A Study on Conventional Expression of Hangul Ganchal and Email (조선시대 한글 간찰과 이메일의 상투적 표현 고찰)

  • Jeon, Byeong-yong
    • (The)Study of the Eastern Classic
    • /
    • no.49
    • /
    • pp.431-459
    • /
    • 2012
  • The purpose of this article is to compare and analyze the conventional expression of Hangul Ganchal in Cheosun Dynasty and Email. Conventional expression is used remarkably in introductions and conclusions. In introduction, it is used for addressing and safety greetings while in conclusion, it is used for closing address and closing words. In Cheosun Dynasty, an envelope of Ganchal only included the details of the receiver because the letter was genuinely delivered by someone who knew the receiver and the sender very well. An envelope of Ganchal is applicable to the screen of the internet which is used for emailing.
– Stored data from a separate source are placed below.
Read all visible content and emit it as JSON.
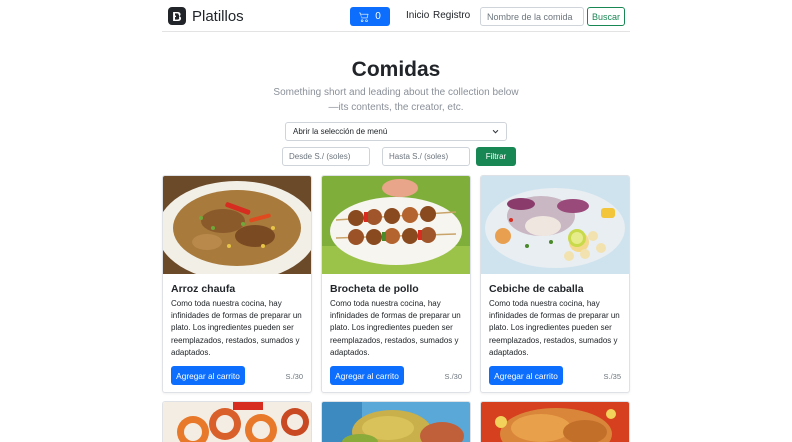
{
  "navbar": {
    "brand_letter": "B",
    "brand": "Platillos",
    "cart_count": "0",
    "links": [
      "Inicio",
      "Registro"
    ],
    "search_placeholder": "Nombre de la comida",
    "search_button": "Buscar"
  },
  "header": {
    "title": "Comidas",
    "lead": "Something short and leading about the collection below—its contents, the creator, etc."
  },
  "filters": {
    "menu_select": "Abrir la selección de menú",
    "from_placeholder": "Desde S./ (soles)",
    "to_placeholder": "Hasta S./ (soles)",
    "filter_button": "Filtrar"
  },
  "cards": [
    {
      "title": "Arroz chaufa",
      "text": "Como toda nuestra cocina, hay infinidades de formas de preparar un plato. Los ingredientes pueden ser reemplazados, restados, sumados y adaptados.",
      "button": "Agregar al carrito",
      "price": "S./30"
    },
    {
      "title": "Brocheta de pollo",
      "text": "Como toda nuestra cocina, hay infinidades de formas de preparar un plato. Los ingredientes pueden ser reemplazados, restados, sumados y adaptados.",
      "button": "Agregar al carrito",
      "price": "S./30"
    },
    {
      "title": "Cebiche de caballa",
      "text": "Como toda nuestra cocina, hay infinidades de formas de preparar un plato. Los ingredientes pueden ser reemplazados, restados, sumados y adaptados.",
      "button": "Agregar al carrito",
      "price": "S./35"
    }
  ],
  "colors": {
    "primary": "#0d6efd",
    "success": "#198754",
    "text": "#212529",
    "muted": "#6c757d"
  }
}
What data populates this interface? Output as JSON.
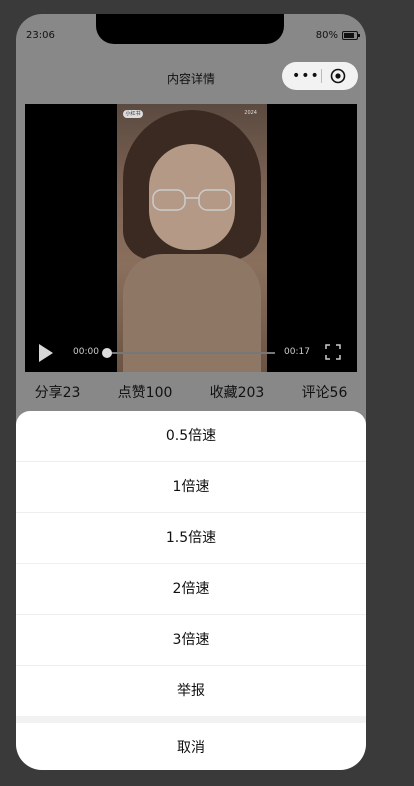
{
  "status": {
    "time": "23:06",
    "battery": "80%"
  },
  "nav": {
    "title": "内容详情",
    "more_icon": "more-dots-icon",
    "close_icon": "target-circle-icon"
  },
  "video": {
    "current_time": "00:00",
    "duration": "00:17",
    "progress": 0,
    "overlay_left": "小红书",
    "overlay_right": "2024"
  },
  "stats": [
    {
      "label": "分享23"
    },
    {
      "label": "点赞100"
    },
    {
      "label": "收藏203"
    },
    {
      "label": "评论56"
    }
  ],
  "sheet": {
    "options": [
      "0.5倍速",
      "1倍速",
      "1.5倍速",
      "2倍速",
      "3倍速",
      "举报"
    ],
    "cancel": "取消"
  }
}
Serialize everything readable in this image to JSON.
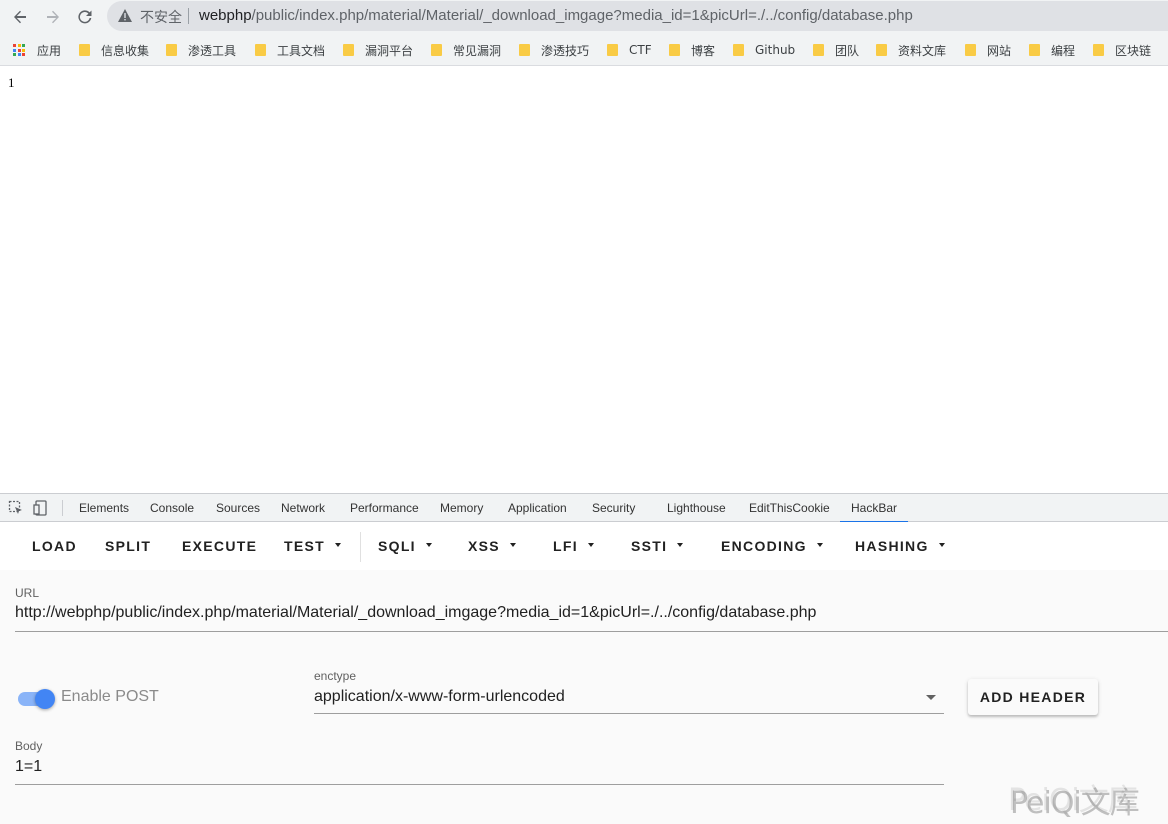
{
  "browser": {
    "insecure_label": "不安全",
    "url_host": "webphp",
    "url_path": "/public/index.php/material/Material/_download_imgage?media_id=1&picUrl=./../config/database.php"
  },
  "bookmarks": [
    {
      "label": "应用",
      "type": "apps"
    },
    {
      "label": "信息收集",
      "type": "folder"
    },
    {
      "label": "渗透工具",
      "type": "folder"
    },
    {
      "label": "工具文档",
      "type": "folder"
    },
    {
      "label": "漏洞平台",
      "type": "folder"
    },
    {
      "label": "常见漏洞",
      "type": "folder"
    },
    {
      "label": "渗透技巧",
      "type": "folder"
    },
    {
      "label": "CTF",
      "type": "folder"
    },
    {
      "label": "博客",
      "type": "folder"
    },
    {
      "label": "Github",
      "type": "folder"
    },
    {
      "label": "团队",
      "type": "folder"
    },
    {
      "label": "资料文库",
      "type": "folder"
    },
    {
      "label": "网站",
      "type": "folder"
    },
    {
      "label": "编程",
      "type": "folder"
    },
    {
      "label": "区块链",
      "type": "folder"
    }
  ],
  "page": {
    "body_text": "1"
  },
  "devtools": {
    "tabs": [
      "Elements",
      "Console",
      "Sources",
      "Network",
      "Performance",
      "Memory",
      "Application",
      "Security",
      "Lighthouse",
      "EditThisCookie",
      "HackBar"
    ],
    "active_tab": "HackBar"
  },
  "hackbar": {
    "buttons": [
      {
        "label": "LOAD",
        "dropdown": false
      },
      {
        "label": "SPLIT",
        "dropdown": false
      },
      {
        "label": "EXECUTE",
        "dropdown": false
      },
      {
        "label": "TEST",
        "dropdown": true
      },
      {
        "label": "SQLI",
        "dropdown": true
      },
      {
        "label": "XSS",
        "dropdown": true
      },
      {
        "label": "LFI",
        "dropdown": true
      },
      {
        "label": "SSTI",
        "dropdown": true
      },
      {
        "label": "ENCODING",
        "dropdown": true
      },
      {
        "label": "HASHING",
        "dropdown": true
      }
    ],
    "url_label": "URL",
    "url_value": "http://webphp/public/index.php/material/Material/_download_imgage?media_id=1&picUrl=./../config/database.php",
    "enable_post_label": "Enable POST",
    "enable_post": true,
    "enctype_label": "enctype",
    "enctype_value": "application/x-www-form-urlencoded",
    "add_header_label": "ADD HEADER",
    "body_label": "Body",
    "body_value": "1=1"
  },
  "watermark": "PeiQi文库",
  "colors": {
    "chrome_bg": "#f1f3f4",
    "omnibox_bg": "#dfe1e5",
    "folder": "#f9cb45",
    "active_tab_underline": "#1a73e8",
    "toggle_on": "#4285f4"
  }
}
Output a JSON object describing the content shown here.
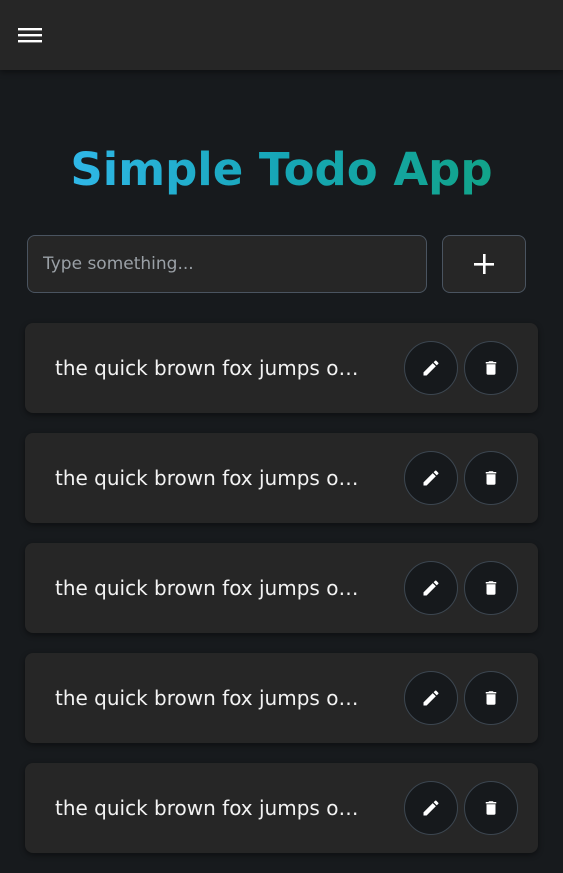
{
  "header": {
    "menu_icon": "hamburger-menu-icon"
  },
  "app": {
    "title": "Simple Todo App"
  },
  "new_todo": {
    "placeholder": "Type something...",
    "value": "",
    "add_icon": "plus-icon"
  },
  "todos": [
    {
      "text": "the quick brown fox jumps over the lazy dog",
      "edit_icon": "pencil-icon",
      "delete_icon": "trash-icon"
    },
    {
      "text": "the quick brown fox jumps over the lazy dog",
      "edit_icon": "pencil-icon",
      "delete_icon": "trash-icon"
    },
    {
      "text": "the quick brown fox jumps over the lazy dog",
      "edit_icon": "pencil-icon",
      "delete_icon": "trash-icon"
    },
    {
      "text": "the quick brown fox jumps over the lazy dog",
      "edit_icon": "pencil-icon",
      "delete_icon": "trash-icon"
    },
    {
      "text": "the quick brown fox jumps over the lazy dog",
      "edit_icon": "pencil-icon",
      "delete_icon": "trash-icon"
    }
  ],
  "colors": {
    "background": "#171a1d",
    "surface": "#262626",
    "title_gradient_start": "#38bdf8",
    "title_gradient_end": "#10a37a",
    "text": "#f2f2f2"
  }
}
In an email, we see the name of the sender and the title of the text and once we click the title, we are able to view the text. The difference between the Ganchal and the email was reflected on how the receiver's detail showed on Ganchal and the email show the sender's details. In a case of addressing in a letter while using the conventional expression, we can see how we use "To~" in humble term and " ~께" in a honorific term. We confirmed that the conventional expression has not yet settled in both of the Gnachal and email for the seasonal greetings. The safety greetings comprised with both of the senders' and receivers' latest updates. In Ganchal, this composition is well described conventionally, whereas in emails, only the receivers' latest news are written but the senders' latest updates are hard to be seen throughout the text. In Ganchal's closing section, the closing address and closing words were expressed conventionally. However, in the case of email; those were again hard to be found throughout. To conclude, in Ganchal the conventional expression was developed and placed in 16thcentury(Sun-eon) when there was a focus in our native language. In 17thcentury(Hyeon-eon), it stood still for a sometime and moved on to 19thcentury(Jing-eon) when there was a strong in fluence of Hangul Ganchal, which resulted in regression to the conservative expression. In general, we are able to confirm that the conventional expression is slowly disappearing.